Only Jacek had instincts you could trust. Benny was shaking, and talking to himself, and Jacek told him to get her up if she could walk, which she could, and get her into the trees. She did not look back at the burning house. Her father was in there, but it was too late.

He remembered Jacek taking Benny by the shoulders and shaking him and saying: we are taking her. When Benny said they couldn’t, Jacek told him to shut up. And then they poured water down her throat and down her back, and she said nothing, and seemed to feel nothing, and fell, and Benny and Jacek picked her up and carried her most of the way, and she astonished them by walking ahead of them, like a possessed spirit, the final mile to the edge of the plateau where, reaching safety, she buckled again. Behind came Charlie stumbling and falling, reaching out to the trees and crying out when his singed hands rasped against the bark. And all along the road, they had one thought: it will be all right if we can get her to the other side. And then it was: it will be all right if we can get her into the chopper. And then it was: it will be all right if we . . .

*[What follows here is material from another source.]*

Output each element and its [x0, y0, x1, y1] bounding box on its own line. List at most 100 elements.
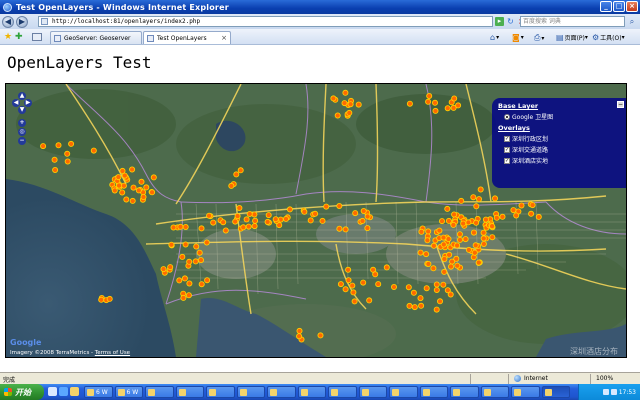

He was now standing in the middle of the hotel room, looking at his hands. Weak light came through the windows and the sound of rain.

‘What am I doing here?’

He was crying, ignominious and naked, waving his useless hands to and fro, as if he thought this would take the burning away.

‘What am I doing?’

Etta came to him and stood there in front of him. Then she undid her robe and he stepped closer and she folded him in. She said nothing, just held him and he held her with the weight of his wrists against her shoulders and his bandaged palms out a fraction from her body. They stood like that for a long time.